La lutte contre la fraude fiscale et sociale ne devrait pas exonérer l’État de se réformer .

Un État qui touche à tout et à tous est un État qui attire les fraudeurs … Un plan de lutte contre la fraude fiscale et sociale est évidemment indispensable mais elle nempêchera l’État de sinterroger sur son fonctionnement

Difficile à évaluer

Gabriel Attal et Bruno Le Maire ont annoncé chacun à leur manière la présentation prochaine d’un plan de lutte contre la fraude fiscale et sociale en France avec « des mesures fortes ». Les ministres de Bercy ont évidemment raison… mais ils ne sont pas dupes. Ils savent que la guerre contre les fraudeurs ne sera gagnée que lorsque les occasions de frauder seront éradiquées. Ce n’est pas parce que l’État doublera les effectifs d’enquêteurs qu’il règlera le problème. Bruno Le Maire le sait mieux que quiconque. La fraude existe parce que les complexités de l’administration et la lourdeur des prélèvements font que beaucoup ont intérêt à frauder. Mais comment alléger l’État omniprésent ? La fraude existe parce que les pays européens ne sont pas tous sur la même longueur d’onde fiscale.

Les montants de la fraude sont très difficiles à évaluer. A priori, la fraude fiscale est très largement supérieure à la fraude sociale. Selon les services fiscaux et la Cour des comptes, Bercy détecte chaque année en moyenne 15 milliards d’euros de fraude fiscale et sociale. Mais la réalité estimée de cette fraude se situe entre 80 ou 100 milliards d’euros. Triste aveu d’impuissance.

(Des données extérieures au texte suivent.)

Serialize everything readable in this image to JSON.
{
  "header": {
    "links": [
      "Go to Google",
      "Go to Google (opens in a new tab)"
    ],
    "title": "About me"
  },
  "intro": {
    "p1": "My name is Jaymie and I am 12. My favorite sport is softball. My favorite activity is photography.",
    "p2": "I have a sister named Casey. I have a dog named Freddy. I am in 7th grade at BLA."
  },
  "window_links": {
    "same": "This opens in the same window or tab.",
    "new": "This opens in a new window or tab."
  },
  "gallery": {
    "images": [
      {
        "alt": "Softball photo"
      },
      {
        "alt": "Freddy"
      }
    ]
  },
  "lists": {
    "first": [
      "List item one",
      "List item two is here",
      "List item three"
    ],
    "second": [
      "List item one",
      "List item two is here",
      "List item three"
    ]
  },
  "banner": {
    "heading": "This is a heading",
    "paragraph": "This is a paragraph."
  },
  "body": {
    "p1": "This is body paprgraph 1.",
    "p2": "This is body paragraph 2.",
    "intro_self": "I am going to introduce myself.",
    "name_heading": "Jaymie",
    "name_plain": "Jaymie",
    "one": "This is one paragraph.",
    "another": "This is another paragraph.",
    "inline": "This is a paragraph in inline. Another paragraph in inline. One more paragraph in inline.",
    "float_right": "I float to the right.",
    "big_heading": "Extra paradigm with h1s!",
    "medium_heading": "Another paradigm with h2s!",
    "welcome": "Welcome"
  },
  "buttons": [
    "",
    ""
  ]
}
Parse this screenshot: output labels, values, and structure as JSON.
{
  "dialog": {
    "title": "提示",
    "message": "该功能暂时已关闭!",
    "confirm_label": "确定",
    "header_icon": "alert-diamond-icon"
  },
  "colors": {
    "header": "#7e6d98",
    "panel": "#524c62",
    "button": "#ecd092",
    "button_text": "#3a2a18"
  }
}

L’essentiel de la fraude porte sur les prélèvements fiscaux, notamment l’impôt sur le revenu et sur les bénéfices de sociétés qui ne sont pas déclaré ou dissimules dans des paradis fiscaux ou des pays aux législations plus laxistes (principalement les iles Caïmans, puis le Royaume uni, les pays bas, le Luxembourg …). L’affaire des Panama papers avait révélé que la fraude fiscale à l’échelle de la planète représentait une véritable industrie mais surtout que l’opacité de certains pays (Usa, Chine …) permettait à beaucoup d’acteurs de la mondialisation de profiter de l’optimisation fiscale. C’est-à-dire que le jeu des différentes législations plus ou moins laxistes leur permettait de minimiser les prélèvements fiscaux.

En toute légalité parce qu’un pays, l’Irlande par exemple, a choisi d’attirer les investisseurs par une imposition light. On pourrait même dire que la France a choisi d’attirer et de soutenir les activités de recherche par la mise en place de l'impôt crédit- recherche.

Il faut donc bien distinguer de ce qui relevé de la fraude et du vol des pratiques autorisées légalement.

Entre envie d'optimisation et fraude

La fraude sociale est moins importante mais « politiquement presque plus sensible. Il s’agit d’une fraude aux cotisations sociale (entre 7 et 8 milliards) et aux prestations sociales (et principalement aux dépenses de la Caf (qui seraient estimées à 3 milliards d’euros). La fraude aux cotisations est le fait d’employeurs qui ne paient pas leur cotisation parce qu’ils ne déclarent pas leurs personnels. Cette fraude est générée par le travail au noir. Du côté des prestations, Bruno Le Maire a dénoncé la fraude au RSA et aux transferts d’allocations vers des comptes domiciliés à l’étranger.  Alors ces déclarations ont fait polémique, mais le ministre n’a pas manqué de courage. On peut difficilement tolérer dans notre pays l’utilisation frauduleuse de la carte vitale et le versement de retraites à des bénéficiaires décédés ou titulaires d’un compte d’allocataire auquel ils n’ont pas droit.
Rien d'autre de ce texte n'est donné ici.